The languages of Bolivia include Spanish; several dozen indigenous languages, most prominently Aymara, Quechua, Chiquitano and Tupi Guaraní; Bolivian Sign Language (a local variant of American Sign Language); and language of immigrants such as Plautdietsch. Indigenous languages and Spanish are official languages of the state according to the 2009 Constitution. The constitution says that all indigenous languages are official, but then defines "all" as 36 specific languages, some long extinct. Spanish and Quechua are spoken primarily in the Andes region; Aymara is mainly spoken in the Altiplano around Lake Titicaca, Chiquitano is spoken in the central part of Santa Cruz and Guaraní in the southeast on the border with Paraguay.

Contents

  • List of official languages 1
  • Demographics 2
  • Official status 3
  • Languages without official status 4
  • See also 5
  • References 6
  • External links 7

List of official languages

Geographic distribution of the indigenous languages of Bolivia.
The distribution of people who primarily speak Spanish by municipalities in Bolivia

"In Bolivia through Act 269 Art. 8 and Political Constitution Art. 5 establish the following languages as official of the state."[1]

Demographics

Language people percent
Quechua 2,281,198 25.08%
Aymara 1,525,321 16.77%
Guaraní 62,575 0.69%
Other native 49,432 0.54%
Spanish 6,821,626 75.01%
Foreign 250,754 2.76%
Only native 960,491 10.56%
Native and Spanish 2,739,407 30.12%
Spanish and foreign 4,115,751 45.25%
Only Spanish 4,082,219 44.89%
All native 3,918,526 43.09%

Official status

The 2009 Constitution specifies 37 languages as official:

Article 5-I: Son idiomas oficiales del Estado el castellano y todos los idiomas de las naciones y pueblos indígena originario campesinos, que son el aymara, araona, baure, bésiro, canichana, cavineño, cayubaba, chácobo, chimán, ese ejja, guaraní, guarasu'we, guarayu, itonama, leco, machajuyai-kallawaya, machineri, maropa, mojeño-trinitario, mojeño-ignaciano, moré, mosetén, movima, pacawara, puquina, quechua, sirionó, tacana, tapieté, toromona, uru-chipaya, weenhayek, yawanawa, yuki, yuracaré y zamuco.[2]

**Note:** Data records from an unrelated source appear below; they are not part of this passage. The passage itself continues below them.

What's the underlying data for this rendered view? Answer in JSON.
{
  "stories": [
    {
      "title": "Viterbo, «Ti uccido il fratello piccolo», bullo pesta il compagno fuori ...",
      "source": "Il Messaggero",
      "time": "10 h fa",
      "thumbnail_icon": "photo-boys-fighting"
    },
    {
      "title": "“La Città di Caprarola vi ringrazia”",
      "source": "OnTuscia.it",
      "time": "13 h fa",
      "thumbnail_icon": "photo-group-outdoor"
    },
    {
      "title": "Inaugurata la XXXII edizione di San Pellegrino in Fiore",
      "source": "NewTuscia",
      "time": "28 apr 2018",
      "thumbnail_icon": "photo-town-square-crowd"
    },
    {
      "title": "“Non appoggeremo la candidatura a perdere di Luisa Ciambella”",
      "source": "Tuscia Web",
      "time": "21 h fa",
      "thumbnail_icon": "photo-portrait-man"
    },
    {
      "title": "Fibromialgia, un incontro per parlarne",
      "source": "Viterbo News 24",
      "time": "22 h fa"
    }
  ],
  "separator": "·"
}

The Bolivian government and the departmental governments are also required to use at least two languages in their operation, while smaller-scale autonomous governments must also use two, including Spanish.[3]

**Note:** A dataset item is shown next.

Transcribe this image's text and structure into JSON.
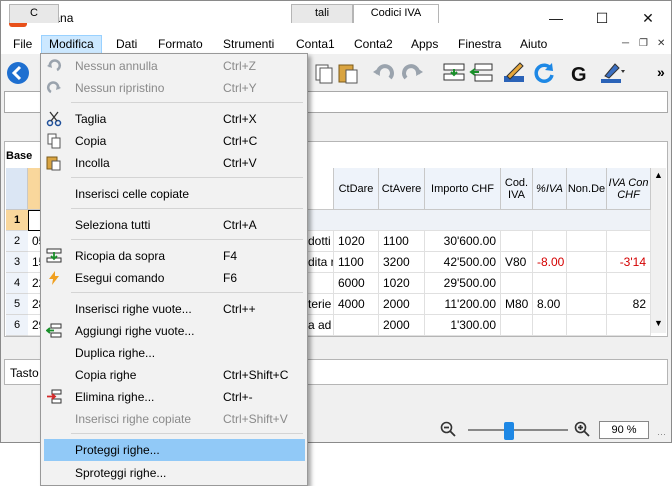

Following the National Education Reform of 1994, all thirty indigenous languages were introduced alongside Spanish in the country's schools.[4] However, many schools did not implement the reforms, especially urban schools.

Languages without official status

Standard German is spoken by 160,000 of whom about 70,000 are Mennonites in Santa Cruz Department. These Mennonites speak Plautdietsch, a German dialect, as everyday language but use Standard German for reading and writing and as formal language e.g. in church.[5]

See also

References

  1. ^ COUTHBERT, George,"Official Languages of Plurinational State of Bolivia", Apuntes Juridicos™, 2012 Consulta: Sabado, 25 Agosto de 2012
  2. ^ Bolivian Constitution
  3. ^ Nueva Constitución Política Del Estado, Aprobada en grande, detalle y revisión. December 2007, article 5.
  4. ^ Hornberger, Nancy. 1997. Language policy, language education, language rights: Indigenous, immigrant, and international perspectives. Language in Society 27:443. Retrieved on April 28, 2009.
  5. ^ Ethnologue: Paraguay [2]

External links

  • Lenguas de Bolivia (online edition)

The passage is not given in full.